No. 238: Lost Bread
It was another rainy and cool day in Paris, making it the perfect day to serve up some pain perdu, lost bread as the French call it, or “French toast”, as we Americans call it.
The facts and history don’t seem to back up our anglicized name, as its origins date much further back than the foundation of a French state. En fait this delicious French dessert or American breakfast staple can be traced back to medieval times when the recipe (and I use that term loosely) first appeared to make inedible, stale loaves of bread more appetizing. Times were tough back in the day, and the masses could not afford to throw away any bit of edible anything, so the otherwise “lost” bread was battered, buttered, rescued and revived instead of being thrown out.
It doesn’t appear that the French were the first to dip their bread in a milky-egg mixture and fry it up. The English had their own versions (suppe dorate and tostees dorees) during the Middle Ages, and later a similar dish called “Poor Knights of Windsor”. There are even some “French toast” recipes traceable to ancient Roman times, which ironically, the French named pain a la Romaine (Roman bread).
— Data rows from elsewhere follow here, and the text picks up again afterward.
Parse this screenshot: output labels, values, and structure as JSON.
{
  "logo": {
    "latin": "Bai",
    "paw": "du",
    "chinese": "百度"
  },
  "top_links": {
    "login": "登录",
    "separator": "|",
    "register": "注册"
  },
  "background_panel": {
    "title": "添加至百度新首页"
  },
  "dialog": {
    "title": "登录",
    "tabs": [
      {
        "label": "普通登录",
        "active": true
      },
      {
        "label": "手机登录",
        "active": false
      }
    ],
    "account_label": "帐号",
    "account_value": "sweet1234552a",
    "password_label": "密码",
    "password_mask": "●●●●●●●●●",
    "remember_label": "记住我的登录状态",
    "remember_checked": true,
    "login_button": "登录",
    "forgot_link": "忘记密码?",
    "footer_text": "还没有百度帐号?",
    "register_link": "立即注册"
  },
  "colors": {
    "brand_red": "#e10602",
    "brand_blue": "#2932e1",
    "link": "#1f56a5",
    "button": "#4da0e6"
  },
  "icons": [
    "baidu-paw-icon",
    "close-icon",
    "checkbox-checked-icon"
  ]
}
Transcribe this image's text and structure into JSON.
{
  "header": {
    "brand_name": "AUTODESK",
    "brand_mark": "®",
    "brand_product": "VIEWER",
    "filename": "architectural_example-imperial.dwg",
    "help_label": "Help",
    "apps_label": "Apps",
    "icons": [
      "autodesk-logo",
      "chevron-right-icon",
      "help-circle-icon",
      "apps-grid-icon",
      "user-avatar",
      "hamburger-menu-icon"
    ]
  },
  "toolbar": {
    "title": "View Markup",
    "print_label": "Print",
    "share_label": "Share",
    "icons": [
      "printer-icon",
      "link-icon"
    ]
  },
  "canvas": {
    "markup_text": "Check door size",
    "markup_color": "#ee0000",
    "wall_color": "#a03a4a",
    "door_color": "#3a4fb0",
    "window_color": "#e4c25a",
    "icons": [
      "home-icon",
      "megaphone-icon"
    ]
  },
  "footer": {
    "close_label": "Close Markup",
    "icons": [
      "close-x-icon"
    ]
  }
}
It is also interesting that pain perdu was not just a meal for the poor man. Indeed the wealthy kept this staple on their menu too. Of course, the rich had their chefs make it to order, which meant only the finest white bread could be used—the crust cut off and discarded—before it was dipped in a mixture of beaten eggs, sugar and rose water, fried in butter or lard and topped off with more saffron and sugar infused rose water.
Like the medieval peasants, I also grew up making pain perdu with stale bread we could not afford to throw away. And boy, did my dad make a mean Sunday morning French Toast (and “Eggs Over Bread”), another poor man’s delight.
In France, I have learned that the best and most authentic way to make pain perdu is with day-old brioche (a lightly sweet bun or loaf-that the boulangers of France do so well), sliced thickly and dipped in eggs, milk, or better yet crème, seasoned with a little sugar and nutmeg, and gently fried in, what else, salted butter from Bretagne.
C’est délicieux! Que pensez-vous?
From: The Medieval Kitchen, Recipes from France and Italy by Odilie Redon (dated to 1450)
- Take slices of white bread, trimmed so that they have no crusts.
- Make these slices square and slightly grill them so that they are colored all over by the fire.
- Then take eggs beaten together with plenty of sugar and a little rose-water and put the slices of bread in to soak.
- Carefully remove them, and fry them a little in a frying pan with a little butter and lard, turning them very frequently so that they do not burn.
- Arrange them on a plate, and top with a little rose-water colored yellow with a little saffron, and sprinkle with plenty of sugar.
C’est délicieux! Que pensez-vous? It’s delicious. What do you think?